|Newly released for the PC and Mac, the game is a 2-D sidescrolling roguelike dungeon-crawler with a trigger-happy twist that trades traditional sword and sorcery for more modern weaponry, such as guns and bombs.
As expected of a roguelike, 99 Levels to Hell features randomly generated dungeons —not to mention ten different dungeon environments, so that each playthough is a fresh and uniquely hellish experience (in the best sense). In addition to over ninety-nine levels, the game offers more weapon types and upgrades than you can shake a shotgun at, as well as some extra unlockable player characters and a wide variety of creepy-crawly underworld baddies to blast away with your weapon of choice.
As if the death penalty doesn’t make your journey harrowing enough, a few classic traps (including spiked floors and spinning saws) are introduced once you pass the tenth level. Moreover, if you tarry too long in one place, the overtime ghosts will come after you. The 99 Levels to Hell are no walk in the park —dillydallying will not be tolerated, and loitering is punishable by death.
Time truly is a precious commodity, considering how much there is to explore in this game. Each level is a riddle to be solved on the fly, and like any good maze, there are quite a few dead ends and sidetracks to slow you down. Several accessible rooms can be found in each level – some are mysteries to be solved at your own peril, while others are clearly identifiable as shops, casinos, or elevators. Shops let you buy goods with gold, while in a casino you can gamble with cash —or raise the stakes higher and bet on your life, to try to win random prizes. Hopping in an elevator allows you to skip a few levels, but beware: elevators travel in two directions.

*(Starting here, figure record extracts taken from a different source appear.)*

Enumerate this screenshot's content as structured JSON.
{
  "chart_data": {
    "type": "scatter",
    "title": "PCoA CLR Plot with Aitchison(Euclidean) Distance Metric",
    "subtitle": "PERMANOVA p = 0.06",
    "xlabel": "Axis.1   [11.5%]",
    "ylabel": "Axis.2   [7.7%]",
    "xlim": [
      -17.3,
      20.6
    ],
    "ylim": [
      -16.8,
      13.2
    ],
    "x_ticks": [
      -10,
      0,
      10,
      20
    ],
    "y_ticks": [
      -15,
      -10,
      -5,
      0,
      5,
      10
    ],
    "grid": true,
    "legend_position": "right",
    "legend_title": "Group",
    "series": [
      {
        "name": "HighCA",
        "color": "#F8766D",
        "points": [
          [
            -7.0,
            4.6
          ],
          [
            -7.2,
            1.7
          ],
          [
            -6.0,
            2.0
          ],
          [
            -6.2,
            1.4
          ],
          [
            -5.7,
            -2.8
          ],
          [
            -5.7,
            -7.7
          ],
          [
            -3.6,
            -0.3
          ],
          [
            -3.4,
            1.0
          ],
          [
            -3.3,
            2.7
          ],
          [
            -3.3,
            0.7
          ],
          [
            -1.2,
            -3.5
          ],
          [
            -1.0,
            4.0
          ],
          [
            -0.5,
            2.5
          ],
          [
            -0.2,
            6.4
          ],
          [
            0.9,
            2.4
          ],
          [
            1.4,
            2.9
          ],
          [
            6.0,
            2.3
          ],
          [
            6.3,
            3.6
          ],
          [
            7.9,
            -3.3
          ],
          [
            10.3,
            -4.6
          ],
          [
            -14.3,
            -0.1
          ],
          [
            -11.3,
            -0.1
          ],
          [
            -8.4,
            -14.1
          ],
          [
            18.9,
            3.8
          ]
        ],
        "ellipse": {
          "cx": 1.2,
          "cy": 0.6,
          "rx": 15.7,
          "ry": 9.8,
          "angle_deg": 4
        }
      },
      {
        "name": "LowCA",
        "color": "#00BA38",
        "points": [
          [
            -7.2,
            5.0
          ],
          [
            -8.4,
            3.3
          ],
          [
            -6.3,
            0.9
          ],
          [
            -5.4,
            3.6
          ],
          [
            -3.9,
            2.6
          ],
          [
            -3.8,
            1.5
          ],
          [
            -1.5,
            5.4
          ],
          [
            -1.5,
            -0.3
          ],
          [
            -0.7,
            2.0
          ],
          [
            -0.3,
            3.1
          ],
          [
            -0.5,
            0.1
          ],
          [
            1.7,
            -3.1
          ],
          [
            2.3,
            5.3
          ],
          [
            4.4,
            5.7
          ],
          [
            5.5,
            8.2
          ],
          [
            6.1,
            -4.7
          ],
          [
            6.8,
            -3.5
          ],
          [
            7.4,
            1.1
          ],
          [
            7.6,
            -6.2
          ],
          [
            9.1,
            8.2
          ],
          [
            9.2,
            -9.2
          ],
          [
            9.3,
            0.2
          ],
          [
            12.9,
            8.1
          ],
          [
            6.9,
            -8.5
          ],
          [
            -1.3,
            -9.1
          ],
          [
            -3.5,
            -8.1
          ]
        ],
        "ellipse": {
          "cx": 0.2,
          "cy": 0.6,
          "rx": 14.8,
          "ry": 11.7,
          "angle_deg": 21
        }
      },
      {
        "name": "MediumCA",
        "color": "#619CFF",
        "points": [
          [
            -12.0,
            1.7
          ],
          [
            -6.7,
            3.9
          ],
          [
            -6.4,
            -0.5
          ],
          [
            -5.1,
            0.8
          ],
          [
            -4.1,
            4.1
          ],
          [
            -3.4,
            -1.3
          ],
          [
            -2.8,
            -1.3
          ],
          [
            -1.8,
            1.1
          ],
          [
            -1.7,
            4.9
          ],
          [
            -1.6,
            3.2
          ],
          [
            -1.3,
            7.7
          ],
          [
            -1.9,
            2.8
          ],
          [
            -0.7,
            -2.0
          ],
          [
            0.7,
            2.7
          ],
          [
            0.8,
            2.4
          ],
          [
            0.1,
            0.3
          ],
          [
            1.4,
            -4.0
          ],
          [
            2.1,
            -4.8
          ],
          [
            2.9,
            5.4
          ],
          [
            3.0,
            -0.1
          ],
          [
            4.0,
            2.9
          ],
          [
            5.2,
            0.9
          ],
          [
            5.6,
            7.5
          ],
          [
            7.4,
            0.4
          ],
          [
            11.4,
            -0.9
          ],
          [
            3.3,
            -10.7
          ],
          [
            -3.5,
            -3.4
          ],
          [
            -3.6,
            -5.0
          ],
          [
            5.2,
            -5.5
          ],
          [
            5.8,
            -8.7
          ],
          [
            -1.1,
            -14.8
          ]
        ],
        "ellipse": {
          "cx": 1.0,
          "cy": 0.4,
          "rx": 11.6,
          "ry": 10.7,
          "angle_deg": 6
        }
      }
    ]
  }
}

Aside from being lazy, taking the elevator may also cause you to miss one of the most interesting items of all: narrative fragments. While dungeon-crawlers typically feature little to no attempt at an actual story, hidden within each segment of 99 Levels to Hell is a puzzle-piece of poetry which, when fitted together with the rest, will reveal the ending of a riveting tale which began once upon a time, “on a bleak and twisted night.”